En plus d’une reconstruction partielle de la piste et de l’élargissement des accotements, Octant Aviation dresse une liste des améliorations à entreprendre sur 10 ans comme le scellement de fissures annuel, le marquage des aires de manœuvre et le remplacement du balisage lumineux.

Il est difficile de connaître précisément la rentabilité et la viabilité de l’aéroport de Saint-Hyacinthe puisque les données chiffrées (projection des revenus, charges d’exploitation, projections financières sur 10 ans) ont été supprimées du rapport remis au COURRIER par le service juridique de la MRC des Maskoutains pour une raison de confidentialité.

La firme Octant Aviation évalue la mise à niveau du site à un montant de 2,9 M$ sur 10 ans. Pour assurer ce financement, on recommande de déposer des demandes pour se qualifier auprès de divers programmes gouvernementaux.

Forces et faiblesses

Le rapport final dresse également une liste des forces et des faiblesses de l’aérodrome. Parmi ses forces : des propriétaires et utilisateurs nombreux, mobilisés et impliqués; l’absence de riverains et de plaintes sur les nuisances sonores et la présence d’une hydrobase (unique au Québec).

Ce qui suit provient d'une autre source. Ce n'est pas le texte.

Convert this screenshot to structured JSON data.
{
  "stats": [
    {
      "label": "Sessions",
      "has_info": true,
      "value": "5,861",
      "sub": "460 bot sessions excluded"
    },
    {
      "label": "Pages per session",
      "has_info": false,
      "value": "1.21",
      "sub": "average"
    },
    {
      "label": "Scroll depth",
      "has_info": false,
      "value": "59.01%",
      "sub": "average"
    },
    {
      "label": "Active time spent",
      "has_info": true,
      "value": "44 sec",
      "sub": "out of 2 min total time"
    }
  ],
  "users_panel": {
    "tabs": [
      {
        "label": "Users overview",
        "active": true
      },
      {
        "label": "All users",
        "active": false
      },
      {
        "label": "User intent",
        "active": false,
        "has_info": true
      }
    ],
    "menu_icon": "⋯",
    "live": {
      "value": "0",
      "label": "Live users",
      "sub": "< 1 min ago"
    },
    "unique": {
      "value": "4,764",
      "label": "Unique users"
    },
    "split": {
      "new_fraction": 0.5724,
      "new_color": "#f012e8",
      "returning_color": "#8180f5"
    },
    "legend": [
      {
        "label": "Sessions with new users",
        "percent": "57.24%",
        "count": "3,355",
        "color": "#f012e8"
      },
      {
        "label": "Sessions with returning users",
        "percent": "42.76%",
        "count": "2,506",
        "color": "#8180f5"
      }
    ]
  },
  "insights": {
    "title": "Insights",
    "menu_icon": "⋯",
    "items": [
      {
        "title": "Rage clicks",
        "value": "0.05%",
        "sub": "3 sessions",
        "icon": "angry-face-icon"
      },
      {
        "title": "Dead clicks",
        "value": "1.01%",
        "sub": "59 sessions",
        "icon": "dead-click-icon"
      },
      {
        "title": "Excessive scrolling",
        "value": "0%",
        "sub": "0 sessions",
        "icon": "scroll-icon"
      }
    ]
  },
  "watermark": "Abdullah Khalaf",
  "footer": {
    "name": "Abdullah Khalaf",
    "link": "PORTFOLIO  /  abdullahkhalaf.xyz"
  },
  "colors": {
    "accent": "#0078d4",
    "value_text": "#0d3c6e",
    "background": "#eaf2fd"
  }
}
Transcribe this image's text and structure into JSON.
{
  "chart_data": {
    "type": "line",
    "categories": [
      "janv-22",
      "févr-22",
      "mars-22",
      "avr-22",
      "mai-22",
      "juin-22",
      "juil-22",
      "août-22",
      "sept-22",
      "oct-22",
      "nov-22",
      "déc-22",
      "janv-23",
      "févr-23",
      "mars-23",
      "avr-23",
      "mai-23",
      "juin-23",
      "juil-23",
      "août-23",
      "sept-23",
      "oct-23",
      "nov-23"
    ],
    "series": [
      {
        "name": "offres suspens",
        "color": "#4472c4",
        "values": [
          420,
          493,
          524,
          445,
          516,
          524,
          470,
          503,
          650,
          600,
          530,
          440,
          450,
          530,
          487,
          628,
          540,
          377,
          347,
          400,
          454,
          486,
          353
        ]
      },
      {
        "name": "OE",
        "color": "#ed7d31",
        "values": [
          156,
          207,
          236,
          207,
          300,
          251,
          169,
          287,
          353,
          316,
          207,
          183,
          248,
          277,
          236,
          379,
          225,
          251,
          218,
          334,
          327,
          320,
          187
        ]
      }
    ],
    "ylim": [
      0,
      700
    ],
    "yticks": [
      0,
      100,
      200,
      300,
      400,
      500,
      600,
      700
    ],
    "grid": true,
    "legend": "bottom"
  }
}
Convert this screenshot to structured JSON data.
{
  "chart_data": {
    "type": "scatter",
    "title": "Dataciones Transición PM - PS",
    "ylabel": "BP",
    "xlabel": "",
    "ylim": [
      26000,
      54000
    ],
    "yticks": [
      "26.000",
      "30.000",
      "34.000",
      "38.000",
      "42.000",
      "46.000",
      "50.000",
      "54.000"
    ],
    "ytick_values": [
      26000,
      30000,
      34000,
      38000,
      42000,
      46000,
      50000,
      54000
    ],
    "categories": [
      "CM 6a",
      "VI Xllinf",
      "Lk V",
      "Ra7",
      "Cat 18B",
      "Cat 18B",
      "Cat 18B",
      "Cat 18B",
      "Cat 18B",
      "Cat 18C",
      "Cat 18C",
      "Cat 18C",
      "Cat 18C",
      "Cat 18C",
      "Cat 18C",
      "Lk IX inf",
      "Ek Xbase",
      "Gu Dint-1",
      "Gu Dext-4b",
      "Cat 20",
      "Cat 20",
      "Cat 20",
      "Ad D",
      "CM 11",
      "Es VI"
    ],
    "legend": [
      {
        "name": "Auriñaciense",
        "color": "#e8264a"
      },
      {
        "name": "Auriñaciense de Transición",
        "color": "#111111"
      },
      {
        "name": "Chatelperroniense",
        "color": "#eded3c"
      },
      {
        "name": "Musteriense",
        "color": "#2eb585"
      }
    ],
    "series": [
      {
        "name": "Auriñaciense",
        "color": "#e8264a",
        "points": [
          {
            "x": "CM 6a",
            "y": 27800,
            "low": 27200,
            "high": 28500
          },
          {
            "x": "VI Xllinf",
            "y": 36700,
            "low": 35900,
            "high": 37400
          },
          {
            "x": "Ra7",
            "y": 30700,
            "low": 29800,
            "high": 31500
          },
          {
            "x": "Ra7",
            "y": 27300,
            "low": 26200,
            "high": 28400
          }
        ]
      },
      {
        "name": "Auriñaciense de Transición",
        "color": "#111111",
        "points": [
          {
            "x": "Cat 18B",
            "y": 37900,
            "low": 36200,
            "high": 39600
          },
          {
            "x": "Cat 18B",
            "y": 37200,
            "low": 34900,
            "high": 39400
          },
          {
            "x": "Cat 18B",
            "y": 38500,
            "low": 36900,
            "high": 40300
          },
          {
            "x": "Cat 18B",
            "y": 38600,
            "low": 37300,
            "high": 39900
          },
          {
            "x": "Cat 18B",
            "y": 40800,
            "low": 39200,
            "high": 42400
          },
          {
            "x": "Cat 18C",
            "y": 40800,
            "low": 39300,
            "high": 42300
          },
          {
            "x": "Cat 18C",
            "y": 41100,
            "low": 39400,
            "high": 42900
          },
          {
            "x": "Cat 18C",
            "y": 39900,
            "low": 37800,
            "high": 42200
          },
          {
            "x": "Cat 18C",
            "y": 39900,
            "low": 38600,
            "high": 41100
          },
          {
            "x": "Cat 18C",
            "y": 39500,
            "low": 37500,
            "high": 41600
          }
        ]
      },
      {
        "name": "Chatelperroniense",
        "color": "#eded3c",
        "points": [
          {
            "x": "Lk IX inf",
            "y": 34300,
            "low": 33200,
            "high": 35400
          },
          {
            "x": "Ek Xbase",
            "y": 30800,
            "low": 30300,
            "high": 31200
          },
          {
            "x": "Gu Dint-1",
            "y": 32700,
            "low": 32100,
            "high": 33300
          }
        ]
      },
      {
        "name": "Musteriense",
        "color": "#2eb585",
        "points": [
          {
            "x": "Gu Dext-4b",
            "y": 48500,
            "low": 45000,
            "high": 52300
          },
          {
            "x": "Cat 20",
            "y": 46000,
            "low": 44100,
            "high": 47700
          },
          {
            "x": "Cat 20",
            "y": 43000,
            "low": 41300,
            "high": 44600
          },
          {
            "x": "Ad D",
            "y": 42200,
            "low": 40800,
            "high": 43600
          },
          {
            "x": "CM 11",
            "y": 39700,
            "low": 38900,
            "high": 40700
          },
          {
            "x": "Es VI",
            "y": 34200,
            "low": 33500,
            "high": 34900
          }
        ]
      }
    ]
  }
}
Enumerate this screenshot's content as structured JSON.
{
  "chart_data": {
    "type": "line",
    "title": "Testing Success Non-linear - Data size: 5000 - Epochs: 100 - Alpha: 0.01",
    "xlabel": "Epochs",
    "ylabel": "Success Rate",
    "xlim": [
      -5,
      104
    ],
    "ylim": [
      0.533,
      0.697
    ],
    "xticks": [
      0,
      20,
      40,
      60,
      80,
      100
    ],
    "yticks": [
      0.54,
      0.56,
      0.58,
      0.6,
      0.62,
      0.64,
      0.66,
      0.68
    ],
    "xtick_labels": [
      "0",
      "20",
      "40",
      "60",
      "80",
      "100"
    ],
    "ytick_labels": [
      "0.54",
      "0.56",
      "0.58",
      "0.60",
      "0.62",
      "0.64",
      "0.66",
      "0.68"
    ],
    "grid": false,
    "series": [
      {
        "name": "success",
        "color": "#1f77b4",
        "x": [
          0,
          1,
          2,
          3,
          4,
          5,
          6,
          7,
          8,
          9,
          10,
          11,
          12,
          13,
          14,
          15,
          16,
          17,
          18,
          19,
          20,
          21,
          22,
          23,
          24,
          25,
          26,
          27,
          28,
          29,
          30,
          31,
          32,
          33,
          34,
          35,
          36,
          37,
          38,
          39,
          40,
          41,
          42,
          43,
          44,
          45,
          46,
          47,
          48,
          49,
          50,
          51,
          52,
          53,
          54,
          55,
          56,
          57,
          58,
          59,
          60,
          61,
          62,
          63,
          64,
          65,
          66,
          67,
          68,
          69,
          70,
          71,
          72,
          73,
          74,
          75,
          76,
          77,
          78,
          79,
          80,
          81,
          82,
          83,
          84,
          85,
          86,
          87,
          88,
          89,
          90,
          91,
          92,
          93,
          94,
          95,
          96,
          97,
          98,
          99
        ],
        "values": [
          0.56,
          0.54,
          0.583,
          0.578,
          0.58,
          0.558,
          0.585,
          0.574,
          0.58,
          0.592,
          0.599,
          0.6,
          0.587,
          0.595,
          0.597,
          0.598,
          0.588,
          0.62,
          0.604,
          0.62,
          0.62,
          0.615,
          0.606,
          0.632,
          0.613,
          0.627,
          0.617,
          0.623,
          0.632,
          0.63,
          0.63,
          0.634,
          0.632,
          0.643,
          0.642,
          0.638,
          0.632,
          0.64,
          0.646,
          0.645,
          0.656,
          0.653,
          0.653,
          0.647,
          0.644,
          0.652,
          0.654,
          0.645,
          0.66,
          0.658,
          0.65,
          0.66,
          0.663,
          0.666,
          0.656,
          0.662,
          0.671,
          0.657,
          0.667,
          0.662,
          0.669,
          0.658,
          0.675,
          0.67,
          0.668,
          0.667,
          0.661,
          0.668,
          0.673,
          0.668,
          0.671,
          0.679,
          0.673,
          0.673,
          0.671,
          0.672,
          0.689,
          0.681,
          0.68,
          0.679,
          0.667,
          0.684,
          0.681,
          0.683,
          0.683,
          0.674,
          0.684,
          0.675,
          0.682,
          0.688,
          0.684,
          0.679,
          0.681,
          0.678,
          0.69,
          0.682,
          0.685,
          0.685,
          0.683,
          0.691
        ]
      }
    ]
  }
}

Les faiblesses de cette infrastructure sont principalement ses installations vieillissantes qui doivent être remises à niveau, une piste étroite et limitée en longueur ainsi qu’un espace restreint pour le développement, limité par les terres agricoles environnantes.

La dimension de la piste fait 3800 pieds de long sur 75 pieds de large. L’étude de faisabilité de l’aéroport de Saint-Hyacinthe précise que la piste en question ne pourrait être prolongée sans entrer en conflit avec le chemin de fer (surface d’approche et décollage nord) et la route 116 (surface d’approche et décollage sud).

En prenant en considération ce rapport final, les maires de la MRC avaient décidé à l’unanimité, lors de la séance de juin, de ne pas donner suite aux travaux de la firme Octant Aviation et de fermer le dossier.

Par la suite, la Ville de Saint-Hyacinthe a démontré son vif intérêt de se porter acquéreur de l’aéroport. Un projet qui est rapidement tombé à l’eau puisque les élus ont décidé de ne pas aller de l’avant après une vérification diligente et la réalisation d’études complémentaires effectuées une fois encore par Octant Aviation.

Le propriétaire de l’aéroport de Saint-Hyacinthe, Gabriel Chartier, n’a toujours pas répondu à nos messages.